We cannot move backwards; the sun only moves in one direction through the years. This is not to say though, that we cannot go home; however, there is a day we all leave home and cannot quite return in the same way, though we may not realize it until long after it happens. I have somehow planted myself on both sides of the Atlantic; unbalanced by time zones and climate and sifting through old and new habits for different spaces that are both now home, I should perhaps be grateful that I am not truly a tree, no matter how deeply I think I’ve sent my roots into the earth. Even as I was packing I was using both the phrases “going home” and “coming home” while making plans. Both were true, both are true – old self and new self both looking to go home to roost, without realizing they were about to collide. I am home, and yet I am homesick.
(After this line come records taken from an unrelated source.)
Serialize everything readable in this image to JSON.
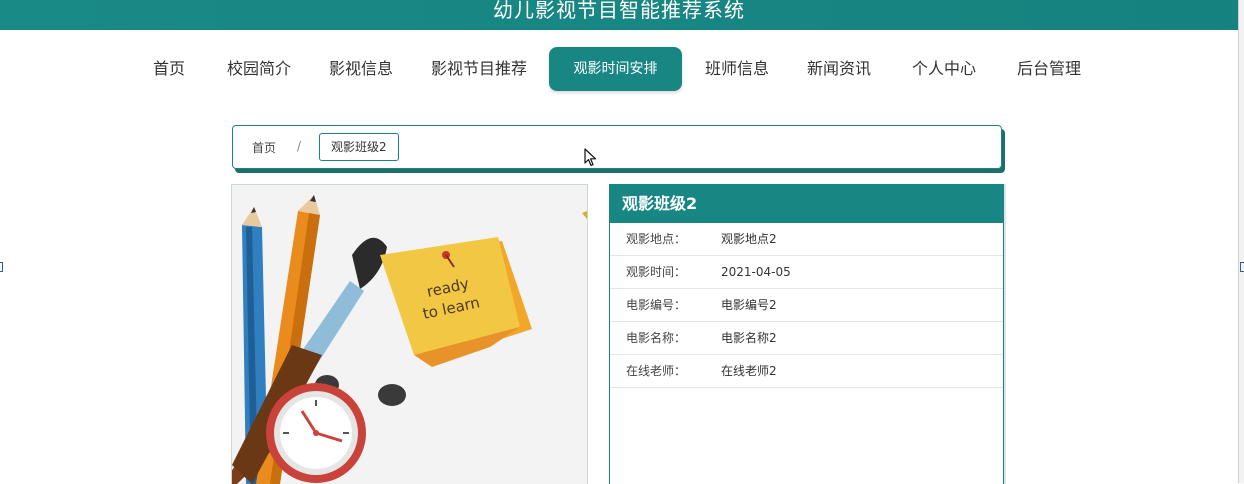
{
  "header": {
    "title": "幼儿影视节目智能推荐系统"
  },
  "nav": {
    "items": [
      {
        "label": "首页"
      },
      {
        "label": "校园简介"
      },
      {
        "label": "影视信息"
      },
      {
        "label": "影视节目推荐"
      },
      {
        "label": "观影时间安排",
        "active": true
      },
      {
        "label": "班师信息"
      },
      {
        "label": "新闻资讯"
      },
      {
        "label": "个人中心"
      },
      {
        "label": "后台管理"
      }
    ]
  },
  "breadcrumb": {
    "home": "首页",
    "separator": "/",
    "current": "观影班级2"
  },
  "image": {
    "note_line1": "ready",
    "note_line2": "to learn"
  },
  "detail": {
    "title": "观影班级2",
    "rows": [
      {
        "label": "观影地点：",
        "value": "观影地点2"
      },
      {
        "label": "观影时间：",
        "value": "2021-04-05"
      },
      {
        "label": "电影编号：",
        "value": "电影编号2"
      },
      {
        "label": "电影名称：",
        "value": "电影名称2"
      },
      {
        "label": "在线老师：",
        "value": "在线老师2"
      }
    ]
  },
  "colors": {
    "primary": "#188784",
    "header_bg": "#1a8a86",
    "note_yellow": "#f2c744"
  }
}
Perhaps this is the truth of life, that in some way we are always looking to return to some sense of comfort when face with our own growth. Like bulbs pushing through the earth, it is unsettling, uncomfortable, sometimes violent, to stretch past one’s current form and reach for the potential of what might yet be. But we can still walk through our pasts to find bits of ourselves that were lost, and make them again a part of our presents, our futures. Somewhere in the past few years, I forgot so many things about myself: that I’m a writer and essayist, that I have been competent at many things, that I am strong enough, or perhaps, just enough of a person to walk the paths I choose for myself, every day. Two days in my home, surrounded by memories and different kinds of roots – favorite books, favorite blankets, written evidence of what I’ve already managed to do – I found a small part of what had been chipped away. And I can put the pieces back together; I can gild the breaks and make them stronger, so I don’t forget about them the next time I might fracture. Though, as I write this, the same rain is pinging off the same gutter that lulled me to sleep for years and the end of Navroze is approaching, the truth is that in the place I am now homesick for, New Years’ Day has passed, and we are firmly on our way into a new future. Perhaps, this Navroze, the thing most changed is me – no more than previous new years – but this year I learn to sit with the discomfort of being aware of growing.